In 2018, Portugal and China signed an agreement on cooperation under the framework of the Belt and Road Initiative, making Portugal the first country in Western Europe to participate in the initiative.
Such stories continue to emerge. Since President Xi Jinping proposed the initiative in 2013, China’s “circle of friends” has continued to expand. By the end of October 2019, China had concluded cooperation agreements with 137 countries and 30 international organizations.
As a Chinese saying goes, “To know whether a policy is good or not, you should see if it makes people frown or smile.”
In Uzbekistan, Chinese personnel worked closely with locals, building a 19-kilometer tunnel in just 900 days. The tunnel, which is the longest in Central Asia allows Uzbeks living in remote areas to travel through mountains and ranges in 900 seconds or just 15 minutes.

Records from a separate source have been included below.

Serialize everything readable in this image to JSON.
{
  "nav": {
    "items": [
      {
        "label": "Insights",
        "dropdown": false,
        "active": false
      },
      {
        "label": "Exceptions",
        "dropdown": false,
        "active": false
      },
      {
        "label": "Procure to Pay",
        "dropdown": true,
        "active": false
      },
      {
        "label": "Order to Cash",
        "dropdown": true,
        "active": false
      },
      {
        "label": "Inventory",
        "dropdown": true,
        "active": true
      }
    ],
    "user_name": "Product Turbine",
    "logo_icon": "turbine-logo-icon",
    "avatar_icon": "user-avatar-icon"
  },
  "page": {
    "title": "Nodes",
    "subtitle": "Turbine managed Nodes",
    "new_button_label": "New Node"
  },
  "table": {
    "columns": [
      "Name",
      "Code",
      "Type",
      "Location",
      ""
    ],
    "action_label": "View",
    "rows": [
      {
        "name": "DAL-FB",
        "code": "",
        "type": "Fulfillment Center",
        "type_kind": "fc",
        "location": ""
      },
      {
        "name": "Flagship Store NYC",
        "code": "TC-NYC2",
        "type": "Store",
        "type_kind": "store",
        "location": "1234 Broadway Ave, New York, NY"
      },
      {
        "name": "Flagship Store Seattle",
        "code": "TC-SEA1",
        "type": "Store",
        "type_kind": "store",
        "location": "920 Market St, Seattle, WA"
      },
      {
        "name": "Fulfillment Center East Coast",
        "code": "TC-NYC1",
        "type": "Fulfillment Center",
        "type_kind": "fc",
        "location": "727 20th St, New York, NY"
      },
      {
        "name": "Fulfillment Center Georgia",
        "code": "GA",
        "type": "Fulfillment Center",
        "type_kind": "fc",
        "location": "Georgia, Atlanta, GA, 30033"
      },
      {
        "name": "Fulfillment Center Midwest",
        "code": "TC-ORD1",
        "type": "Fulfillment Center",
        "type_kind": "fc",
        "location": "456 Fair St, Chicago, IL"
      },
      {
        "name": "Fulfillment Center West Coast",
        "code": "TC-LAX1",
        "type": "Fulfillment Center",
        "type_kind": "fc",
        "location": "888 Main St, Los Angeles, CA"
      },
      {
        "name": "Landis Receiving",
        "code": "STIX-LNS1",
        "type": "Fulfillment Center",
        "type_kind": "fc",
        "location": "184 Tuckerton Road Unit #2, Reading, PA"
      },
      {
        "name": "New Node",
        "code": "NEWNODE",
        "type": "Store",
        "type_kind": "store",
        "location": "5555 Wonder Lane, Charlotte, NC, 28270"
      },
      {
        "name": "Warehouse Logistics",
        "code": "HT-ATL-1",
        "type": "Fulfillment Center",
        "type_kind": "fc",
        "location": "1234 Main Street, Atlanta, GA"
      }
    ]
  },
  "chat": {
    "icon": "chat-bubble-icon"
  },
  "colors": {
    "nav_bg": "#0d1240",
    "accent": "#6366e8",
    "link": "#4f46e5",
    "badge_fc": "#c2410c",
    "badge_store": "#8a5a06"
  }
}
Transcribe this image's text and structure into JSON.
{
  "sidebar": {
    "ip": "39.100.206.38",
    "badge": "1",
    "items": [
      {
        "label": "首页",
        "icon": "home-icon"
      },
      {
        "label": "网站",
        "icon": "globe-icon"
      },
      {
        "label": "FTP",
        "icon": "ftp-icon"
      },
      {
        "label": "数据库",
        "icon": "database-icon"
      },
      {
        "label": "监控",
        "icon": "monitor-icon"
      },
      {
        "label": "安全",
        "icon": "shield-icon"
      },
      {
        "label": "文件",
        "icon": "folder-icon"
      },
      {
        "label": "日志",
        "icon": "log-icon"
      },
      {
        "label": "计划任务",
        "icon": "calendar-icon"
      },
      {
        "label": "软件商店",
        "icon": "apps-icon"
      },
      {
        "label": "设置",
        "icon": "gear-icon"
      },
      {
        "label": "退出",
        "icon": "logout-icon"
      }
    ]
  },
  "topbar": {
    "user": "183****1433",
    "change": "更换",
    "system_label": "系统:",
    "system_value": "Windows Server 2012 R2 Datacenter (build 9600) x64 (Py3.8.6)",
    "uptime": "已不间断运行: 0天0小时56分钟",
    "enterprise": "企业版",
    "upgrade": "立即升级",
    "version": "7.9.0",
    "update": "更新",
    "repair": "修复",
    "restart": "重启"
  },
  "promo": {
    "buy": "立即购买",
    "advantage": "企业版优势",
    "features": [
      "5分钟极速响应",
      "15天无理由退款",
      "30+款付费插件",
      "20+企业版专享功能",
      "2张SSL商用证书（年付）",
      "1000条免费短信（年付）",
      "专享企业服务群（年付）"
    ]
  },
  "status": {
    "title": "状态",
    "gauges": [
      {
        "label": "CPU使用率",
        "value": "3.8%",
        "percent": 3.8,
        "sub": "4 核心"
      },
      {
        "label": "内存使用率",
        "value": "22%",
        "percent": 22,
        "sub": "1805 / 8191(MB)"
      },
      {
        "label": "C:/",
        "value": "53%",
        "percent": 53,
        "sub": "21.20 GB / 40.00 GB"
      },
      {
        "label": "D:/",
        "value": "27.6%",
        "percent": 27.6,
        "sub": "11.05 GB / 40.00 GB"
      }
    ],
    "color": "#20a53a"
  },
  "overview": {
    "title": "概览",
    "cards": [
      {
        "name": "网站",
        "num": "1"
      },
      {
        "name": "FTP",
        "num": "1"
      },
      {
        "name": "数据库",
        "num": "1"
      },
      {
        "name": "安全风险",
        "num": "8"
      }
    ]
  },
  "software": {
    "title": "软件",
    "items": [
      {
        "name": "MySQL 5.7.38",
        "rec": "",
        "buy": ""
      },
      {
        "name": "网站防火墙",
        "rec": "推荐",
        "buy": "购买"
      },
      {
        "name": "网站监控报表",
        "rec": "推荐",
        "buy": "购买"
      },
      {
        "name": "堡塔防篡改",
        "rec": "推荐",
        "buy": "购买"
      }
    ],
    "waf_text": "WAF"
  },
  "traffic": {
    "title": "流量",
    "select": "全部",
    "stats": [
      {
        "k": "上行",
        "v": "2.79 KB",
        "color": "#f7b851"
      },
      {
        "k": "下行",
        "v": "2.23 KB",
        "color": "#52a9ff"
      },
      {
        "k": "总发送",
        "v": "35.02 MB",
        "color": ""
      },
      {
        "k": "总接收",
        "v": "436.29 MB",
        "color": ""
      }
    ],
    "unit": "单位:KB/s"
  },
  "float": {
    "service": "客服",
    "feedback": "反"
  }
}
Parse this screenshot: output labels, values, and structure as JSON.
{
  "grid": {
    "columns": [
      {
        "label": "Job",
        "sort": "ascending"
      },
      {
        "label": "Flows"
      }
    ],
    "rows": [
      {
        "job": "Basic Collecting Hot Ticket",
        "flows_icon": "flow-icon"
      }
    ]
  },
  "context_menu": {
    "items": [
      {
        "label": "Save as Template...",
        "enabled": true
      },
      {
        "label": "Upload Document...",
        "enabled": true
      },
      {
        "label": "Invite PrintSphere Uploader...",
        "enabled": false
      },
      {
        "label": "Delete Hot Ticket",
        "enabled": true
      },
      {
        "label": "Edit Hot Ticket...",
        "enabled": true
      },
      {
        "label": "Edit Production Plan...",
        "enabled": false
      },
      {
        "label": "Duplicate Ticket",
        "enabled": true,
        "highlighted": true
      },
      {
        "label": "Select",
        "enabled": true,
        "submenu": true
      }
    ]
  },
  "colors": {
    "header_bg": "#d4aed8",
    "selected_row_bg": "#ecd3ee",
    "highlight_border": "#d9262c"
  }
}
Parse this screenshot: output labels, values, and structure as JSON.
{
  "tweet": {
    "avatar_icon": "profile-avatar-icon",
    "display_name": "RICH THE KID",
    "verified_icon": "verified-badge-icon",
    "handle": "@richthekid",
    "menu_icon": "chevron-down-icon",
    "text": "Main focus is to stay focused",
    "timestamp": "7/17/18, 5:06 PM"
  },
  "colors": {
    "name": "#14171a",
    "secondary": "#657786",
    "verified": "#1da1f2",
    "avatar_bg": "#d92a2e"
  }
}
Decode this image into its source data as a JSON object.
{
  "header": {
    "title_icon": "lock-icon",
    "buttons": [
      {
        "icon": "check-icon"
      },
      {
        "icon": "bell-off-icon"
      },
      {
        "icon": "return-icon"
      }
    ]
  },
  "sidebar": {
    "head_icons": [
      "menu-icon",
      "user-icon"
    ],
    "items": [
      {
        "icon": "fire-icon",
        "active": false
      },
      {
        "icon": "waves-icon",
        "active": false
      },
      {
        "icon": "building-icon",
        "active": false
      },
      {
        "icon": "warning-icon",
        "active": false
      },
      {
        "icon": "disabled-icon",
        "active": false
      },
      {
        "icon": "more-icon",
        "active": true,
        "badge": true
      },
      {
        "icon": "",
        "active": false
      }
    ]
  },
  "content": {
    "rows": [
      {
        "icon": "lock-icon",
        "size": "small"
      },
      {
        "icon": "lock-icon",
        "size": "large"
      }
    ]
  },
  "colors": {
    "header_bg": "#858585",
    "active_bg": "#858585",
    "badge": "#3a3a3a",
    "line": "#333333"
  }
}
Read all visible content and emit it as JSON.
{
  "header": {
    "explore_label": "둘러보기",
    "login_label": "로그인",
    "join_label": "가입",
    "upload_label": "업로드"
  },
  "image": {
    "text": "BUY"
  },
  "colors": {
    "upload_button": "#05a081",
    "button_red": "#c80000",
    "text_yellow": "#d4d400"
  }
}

Thanks to the Belt and Road Initiative, fishermen who catch crayfish along the banks of the Nile in Egypt can now see their crayfish on Chinese people’s dining tables. The high demand from China also puts more money in their pockets. For them, the initiative is a path to wealth.
In Serbia, Chinese companies helped revive a near-bankrupt steel plant, securing jobs and stable incomes for 5,000 workers.
Joint construction with participating countries allows Belt and Road countries to align their development strategies and match their strengths， thus releasing the development potential of these countries and bringing tangible benefits to their peoples.
Our world today is a “disordered world.” Against the backdrop of profound changes, development is the master key to solving all problems.
The reason why the BRI has attracted so many participants is that it conforms to the desire of countries, especially developing ones, to seek development.
Belt and Road construction is successful because it focuses on economic development rather than promoting political output; promotes openness and cooperation rather than protectionism; aims to achieve mutual benefits and win-win results rather than to play zero-sum games; adheres to international rules rather than separate rules; and offers the world a path to opportunities and prosperity.
The Belt and Road is China’s solution for win-win cooperation.